How do we know tachyons don't exist? As I mentioned yesterday, Hollywood screenwriter working on a TV pilot about physics trying to get the details right.
What empirical evidence is there that tachyons do not exist? I understand that objects with mass cannot accelerate to (much less past) $c$. So anything capable of FTL travel would have to be massless or very strange. But is there any astronomical evidence that allows us to conclude that superluminal travel does not happen in nature? 
Like is there some specific phenomenon we would expect to see in the sky if non-free, interacting tachyons existed, and we're not seeing it? Or is the objection entirely mathematical?
 A: 
Like is there some specific phenomenon we would expect to see in the sky if non-free, interacting tachyons existed, and we're not seeing it? Or is the objection entirely mathematical?

The objection is from mainstream physics, and main stream physics is about mathematical models that fit observations and are predictive of future observations.
Laws of physics are the axioms necessary to pick up the mathematical functions relevant to measurements and observations.

A tachyon /ˈtæki.ɒn/ or tachyonic particle is a hypothetical particle that always moves faster than light. Most physicists believe that faster-than-light particles cannot exist because they are not consistent with the known laws of physics.
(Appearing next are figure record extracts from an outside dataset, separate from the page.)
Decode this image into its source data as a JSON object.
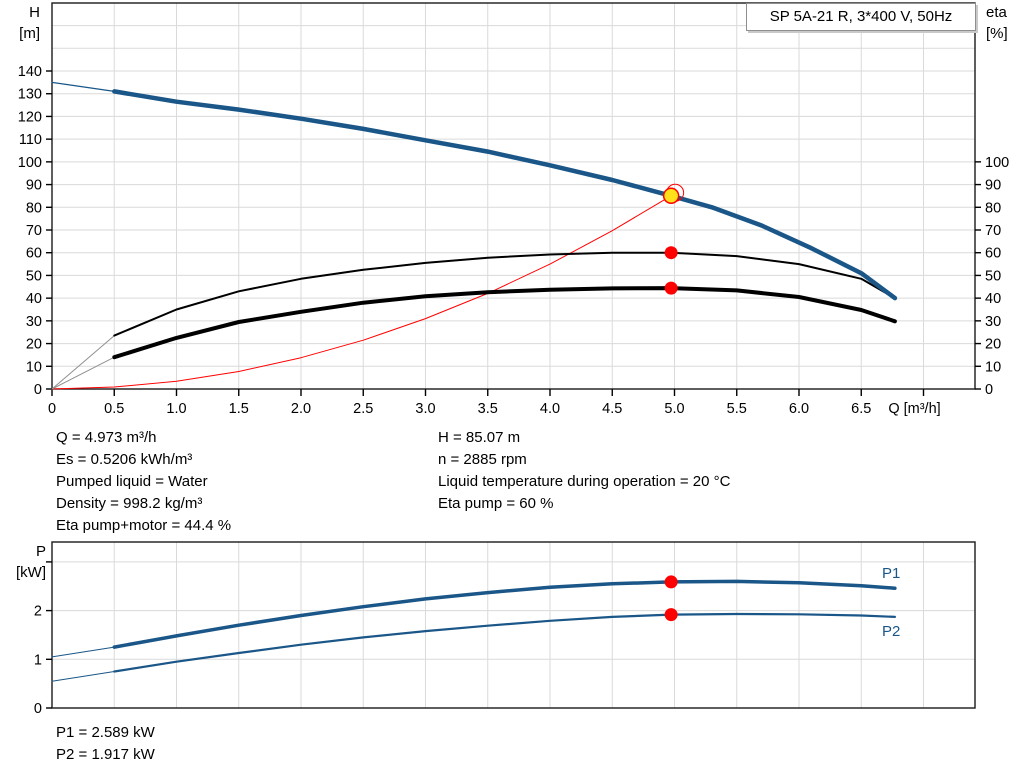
{
  "title_box": "SP 5A-21 R, 3*400 V, 50Hz",
  "axis_labels": {
    "h_line1": "H",
    "h_line2": "[m]",
    "eta_line1": "eta",
    "eta_line2": "[%]",
    "p_line1": "P",
    "p_line2": "[kW]",
    "q_unit": "Q [m³/h]"
  },
  "info": {
    "left": [
      "Q = 4.973 m³/h",
      "Es = 0.5206 kWh/m³",
      "Pumped liquid = Water",
      "Density = 998.2 kg/m³",
      "Eta pump+motor = 44.4 %"
    ],
    "right": [
      "H = 85.07 m",
      "n = 2885 rpm",
      "Liquid temperature during operation = 20 °C",
      "Eta pump = 60 %"
    ]
  },
  "power": [
    "P1 = 2.589 kW",
    "P2 = 1.917 kW"
  ],
  "curve_labels": {
    "p1": "P1",
    "p2": "P2"
  },
  "colors": {
    "curve_blue": "#1A5688",
    "eta_black": "#000000",
    "lead_gray": "#909090",
    "system_red": "#FF0000",
    "marker_red": "#FF0000",
    "marker_yellow": "#FFE01A",
    "grid": "#DADADA",
    "border": "#1a1a1a"
  },
  "operating_point": {
    "q": 4.973,
    "h": 85.07,
    "eta_pump": 60,
    "eta_pump_motor": 44.4,
    "p1": 2.589,
    "p2": 1.917
  },
  "chart_data": [
    {
      "type": "line",
      "title": "SP 5A-21 R, 3*400 V, 50Hz",
      "xlabel": "Q [m³/h]",
      "ylabel_left": "H [m]",
      "ylabel_right": "eta [%]",
      "xlim": [
        0,
        7.41
      ],
      "ylim_left": [
        0,
        170
      ],
      "ylim_right": [
        0,
        100
      ],
      "x_grid": [
        0.5,
        1,
        1.5,
        2,
        2.5,
        3,
        3.5,
        4,
        4.5,
        5,
        5.5,
        6,
        6.5,
        7
      ],
      "y_grid": [
        10,
        20,
        30,
        40,
        50,
        60,
        70,
        80,
        90,
        100,
        110,
        120,
        130,
        140,
        150,
        160
      ],
      "x_ticks": [
        0,
        0.5,
        1,
        1.5,
        2,
        2.5,
        3,
        3.5,
        4,
        4.5,
        5,
        5.5,
        6,
        6.5,
        7
      ],
      "x_tick_labels": [
        "0",
        "0.5",
        "1.0",
        "1.5",
        "2.0",
        "2.5",
        "3.0",
        "3.5",
        "4.0",
        "4.5",
        "5.0",
        "5.5",
        "6.0",
        "6.5",
        "Q [m³/h]"
      ],
      "y_ticks_left": [
        0,
        10,
        20,
        30,
        40,
        50,
        60,
        70,
        80,
        90,
        100,
        110,
        120,
        130,
        140
      ],
      "y_tick_labels_left": [
        "0",
        "10",
        "20",
        "30",
        "40",
        "50",
        "60",
        "70",
        "80",
        "90",
        "100",
        "110",
        "120",
        "130",
        "140"
      ],
      "y_ticks_right": [
        0,
        10,
        20,
        30,
        40,
        50,
        60,
        70,
        80,
        90,
        100
      ],
      "y_tick_labels_right": [
        "0",
        "10",
        "20",
        "30",
        "40",
        "50",
        "60",
        "70",
        "80",
        "90",
        "100"
      ],
      "series": [
        {
          "name": "system-curve",
          "color": "#FF0000",
          "width": 1,
          "points": [
            [
              0,
              0
            ],
            [
              0.5,
              0.86
            ],
            [
              1,
              3.4
            ],
            [
              1.5,
              7.7
            ],
            [
              2,
              13.8
            ],
            [
              2.5,
              21.5
            ],
            [
              3,
              31
            ],
            [
              3.5,
              42.1
            ],
            [
              4,
              55
            ],
            [
              4.5,
              69.7
            ],
            [
              4.973,
              85.07
            ]
          ]
        },
        {
          "name": "eta-pump-lead",
          "color": "#909090",
          "width": 1,
          "points": [
            [
              0,
              0
            ],
            [
              0.5,
              23.5
            ]
          ]
        },
        {
          "name": "eta-pump-motor-lead",
          "color": "#909090",
          "width": 1,
          "points": [
            [
              0,
              0
            ],
            [
              0.5,
              14
            ]
          ]
        },
        {
          "name": "eta-pump-curve",
          "color": "#000000",
          "width": 2,
          "points": [
            [
              0.5,
              23.5
            ],
            [
              1,
              35
            ],
            [
              1.5,
              43
            ],
            [
              2,
              48.5
            ],
            [
              2.5,
              52.5
            ],
            [
              3,
              55.5
            ],
            [
              3.5,
              57.8
            ],
            [
              4,
              59.2
            ],
            [
              4.5,
              60
            ],
            [
              4.973,
              60
            ],
            [
              5.5,
              58.5
            ],
            [
              6,
              55
            ],
            [
              6.5,
              48.5
            ],
            [
              6.77,
              40
            ]
          ]
        },
        {
          "name": "eta-pump-motor-curve",
          "color": "#000000",
          "width": 4,
          "points": [
            [
              0.5,
              14
            ],
            [
              1,
              22.5
            ],
            [
              1.5,
              29.5
            ],
            [
              2,
              34
            ],
            [
              2.5,
              38
            ],
            [
              3,
              40.8
            ],
            [
              3.5,
              42.6
            ],
            [
              4,
              43.7
            ],
            [
              4.5,
              44.3
            ],
            [
              4.973,
              44.4
            ],
            [
              5.5,
              43.4
            ],
            [
              6,
              40.5
            ],
            [
              6.5,
              34.8
            ],
            [
              6.77,
              29.8
            ]
          ]
        },
        {
          "name": "pump-curve-lead",
          "color": "#1A5688",
          "width": 1.2,
          "points": [
            [
              0,
              135
            ],
            [
              0.5,
              131
            ]
          ]
        },
        {
          "name": "pump-curve",
          "color": "#1A5688",
          "width": 4.5,
          "points": [
            [
              0.5,
              131
            ],
            [
              1,
              126.5
            ],
            [
              1.5,
              123
            ],
            [
              2,
              119
            ],
            [
              2.5,
              114.5
            ],
            [
              3,
              109.5
            ],
            [
              3.5,
              104.5
            ],
            [
              4,
              98.5
            ],
            [
              4.5,
              92
            ],
            [
              4.973,
              85.07
            ],
            [
              5.3,
              80
            ],
            [
              5.7,
              72
            ],
            [
              6.1,
              62
            ],
            [
              6.5,
              51
            ],
            [
              6.77,
              40
            ]
          ]
        }
      ],
      "markers": [
        {
          "name": "duty-point-marker",
          "q": 4.973,
          "v": 85.07,
          "style": "duty"
        },
        {
          "name": "eta-pump-marker",
          "q": 4.973,
          "v": 60,
          "style": "dot"
        },
        {
          "name": "eta-pump-motor-marker",
          "q": 4.973,
          "v": 44.4,
          "style": "dot"
        }
      ]
    },
    {
      "type": "line",
      "title": "",
      "xlabel": "",
      "ylabel_left": "P [kW]",
      "xlim": [
        0,
        7.41
      ],
      "ylim_left": [
        0,
        3.41
      ],
      "x_grid": [
        0.5,
        1,
        1.5,
        2,
        2.5,
        3,
        3.5,
        4,
        4.5,
        5,
        5.5,
        6,
        6.5,
        7
      ],
      "y_grid": [
        1,
        2,
        3
      ],
      "x_ticks": [],
      "x_tick_labels": [],
      "y_ticks_left": [
        0,
        1,
        2,
        3
      ],
      "y_tick_labels_left": [
        "0",
        "1",
        "2",
        ""
      ],
      "series": [
        {
          "name": "p1-lead",
          "color": "#1A5688",
          "width": 1,
          "points": [
            [
              0,
              1.05
            ],
            [
              0.5,
              1.25
            ]
          ]
        },
        {
          "name": "p2-lead",
          "color": "#1A5688",
          "width": 1,
          "points": [
            [
              0,
              0.55
            ],
            [
              0.5,
              0.75
            ]
          ]
        },
        {
          "name": "p1-curve",
          "color": "#1A5688",
          "width": 3.5,
          "points": [
            [
              0.5,
              1.25
            ],
            [
              1,
              1.48
            ],
            [
              1.5,
              1.7
            ],
            [
              2,
              1.9
            ],
            [
              2.5,
              2.08
            ],
            [
              3,
              2.24
            ],
            [
              3.5,
              2.37
            ],
            [
              4,
              2.48
            ],
            [
              4.5,
              2.55
            ],
            [
              4.973,
              2.589
            ],
            [
              5.5,
              2.6
            ],
            [
              6,
              2.57
            ],
            [
              6.5,
              2.51
            ],
            [
              6.77,
              2.46
            ]
          ]
        },
        {
          "name": "p2-curve",
          "color": "#1A5688",
          "width": 2.2,
          "points": [
            [
              0.5,
              0.75
            ],
            [
              1,
              0.95
            ],
            [
              1.5,
              1.13
            ],
            [
              2,
              1.3
            ],
            [
              2.5,
              1.45
            ],
            [
              3,
              1.58
            ],
            [
              3.5,
              1.69
            ],
            [
              4,
              1.79
            ],
            [
              4.5,
              1.87
            ],
            [
              4.973,
              1.917
            ],
            [
              5.5,
              1.93
            ],
            [
              6,
              1.925
            ],
            [
              6.5,
              1.9
            ],
            [
              6.77,
              1.87
            ]
          ]
        }
      ],
      "markers": [
        {
          "name": "p1-marker",
          "q": 4.973,
          "v": 2.589,
          "style": "dot"
        },
        {
          "name": "p2-marker",
          "q": 4.973,
          "v": 1.917,
          "style": "dot"
        }
      ]
    }
  ]
}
If such particles did exist, they could be used to build a tachyonic antitelephone and send signals faster than light, which (according to special relativity) would lead to violations of causality.

Italics mine.
We have not observed or measured in our laboratory experimentally  violations of causality, i.e. effects before cause, or communications from the future.
(If the mediums' communications  , messages from the future,  become accessible to laboratory experiments, maybe a drastic revision of the laws of physics will allow tachyonic particles in our list of observable particles.)